I have a function (see below) which modifies the loss function so that it returns only the loss for the K samples in the minibatch with the lowest loss. The idea is to focus in each optimization step on these samples.
So I do first a forward pass to get the loss value for each sample in the mini-batch, then adapt the loss via the fn. “get_adapted_loss_for_minibatch”.
As the adapted loss takes into account only a certain fraction of the samples in the minibatch (I am using currently 60% of the samples), I was expecting that I get also a measurable speedup during training, as the backward step has to be done only for a fraction of the samples in the minibatch.
But unfortunately this is not the case, the training takes practically the same amount of time as when I am using all samples in the minibatch (so when I do not adapt the loss). I am using a ‘densenet121’ network, and training is done on CIFAR-100.

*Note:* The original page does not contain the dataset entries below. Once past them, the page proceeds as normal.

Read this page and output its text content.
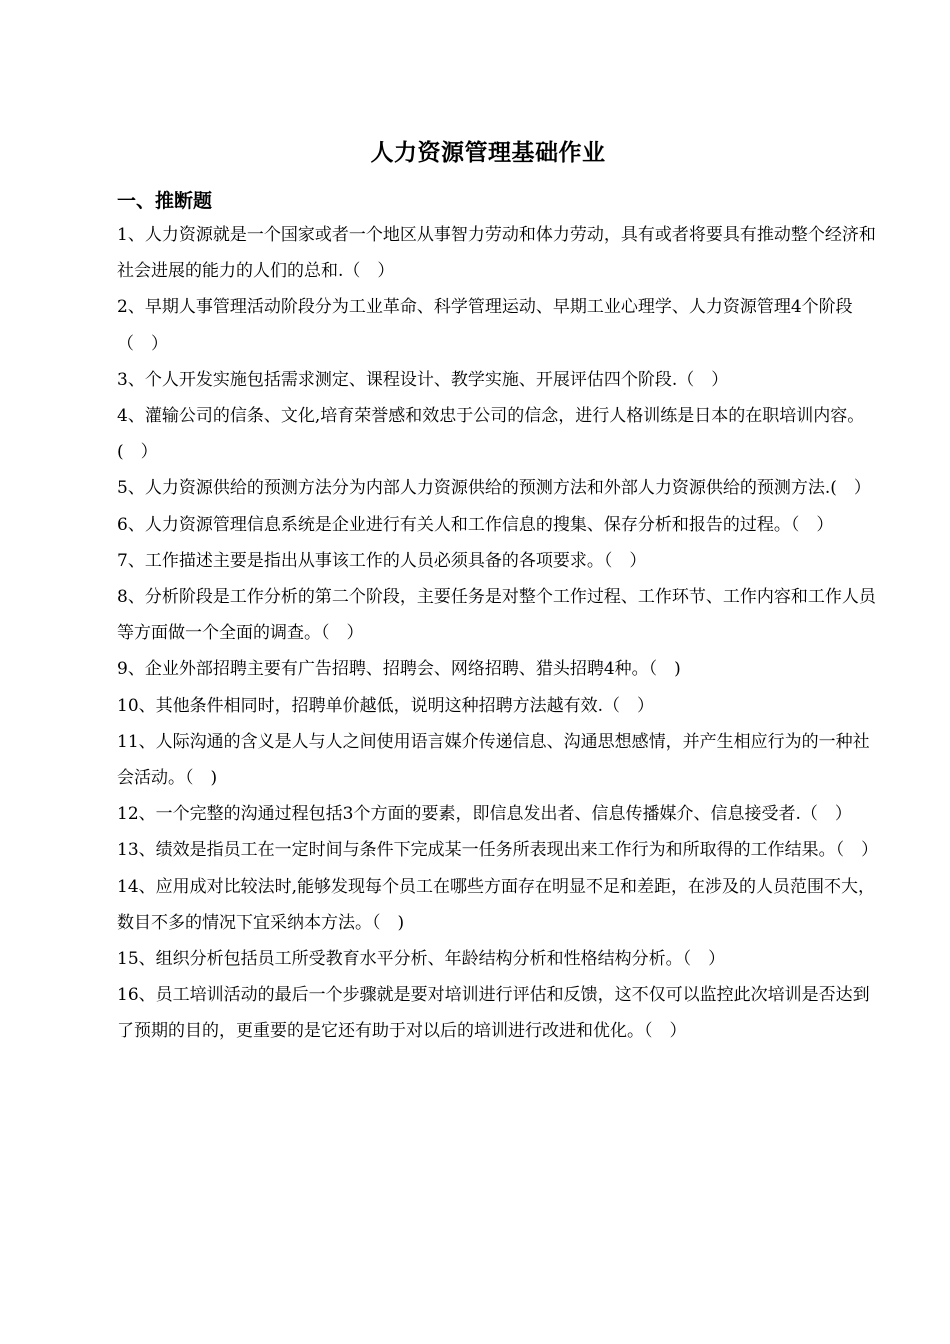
人力资源管理基础作业
一、推断题
1、人力资源就是一个国家或者一个地区从事智力劳动和体力劳动，具有或者将要具有推动整个经济和社会进展的能力的人们的总和.（　）
2、早期人事管理活动阶段分为工业革命、科学管理运动、早期工业心理学、人力资源管理4个阶段（　）
3、个人开发实施包括需求测定、课程设计、教学实施、开展评估四个阶段.（　）
4、灌输公司的信条、文化,培育荣誉感和效忠于公司的信念，进行人格训练是日本的在职培训内容。(　）
5、人力资源供给的预测方法分为内部人力资源供给的预测方法和外部人力资源供给的预测方法.(　）
6、人力资源管理信息系统是企业进行有关人和工作信息的搜集、保存分析和报告的过程。（　）
7、工作描述主要是指出从事该工作的人员必须具备的各项要求。（　）
8、分析阶段是工作分析的第二个阶段，主要任务是对整个工作过程、工作环节、工作内容和工作人员等方面做一个全面的调查。（　）
9、企业外部招聘主要有广告招聘、招聘会、网络招聘、猎头招聘4种。（　)
10、其他条件相同时，招聘单价越低，说明这种招聘方法越有效.（　）
11、人际沟通的含义是人与人之间使用语言媒介传递信息、沟通思想感情，并产生相应行为的一种社会活动。（　)
12、一个完整的沟通过程包括3个方面的要素，即信息发出者、信息传播媒介、信息接受者.（　）
13、绩效是指员工在一定时间与条件下完成某一任务所表现出来工作行为和所取得的工作结果。（　）
14、应用成对比较法时,能够发现每个员工在哪些方面存在明显不足和差距，在涉及的人员范围不大，数目不多的情况下宜采纳本方法。（　)
15、组织分析包括员工所受教育水平分析、年龄结构分析和性格结构分析。（　）
16、员工培训活动的最后一个步骤就是要对培训进行评估和反馈，这不仅可以监控此次培训是否达到了预期的目的，更重要的是它还有助于对以后的培训进行改进和优化。（　）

Am I doing something wrong ? Should I disabled autograd for some samples in the minibatch manually ? I though the ‘topk’ function would do that automatically.
def get_adapted_loss_for_minibatch(loss):
# Returns the loss containing only the samples of the mini-batch with the _lowest_ loss
# Parameter 'loss' must be a vector containing the per-sample loss for all samples in the (original) minibatch
minibatch_size = loss.size()[0]
r = 0.6 * minibatch_size
# round r to integer, safeguard if r is 0
r = max(round(r), 1)
# The 'topk' function returns the loss for the 'r' samples with the _lowest_ loss in the minibtach
# See documentation at https://pytorch.org/docs/stable/generated/torch.topk.html
# Note the 'topk' operation is differentiable, see https://stackoverflow.com/questions/67570529/derive-the-gradient-through-torch-topk
# and https://math.stackexchange.com/questions/4146359/derivative-for-masked-matrix-hadamard-multiplication
loss_adapted = torch.topk(loss, r, largest = False, sorted = False, dim = 0)[0]
# return it
return loss_adapted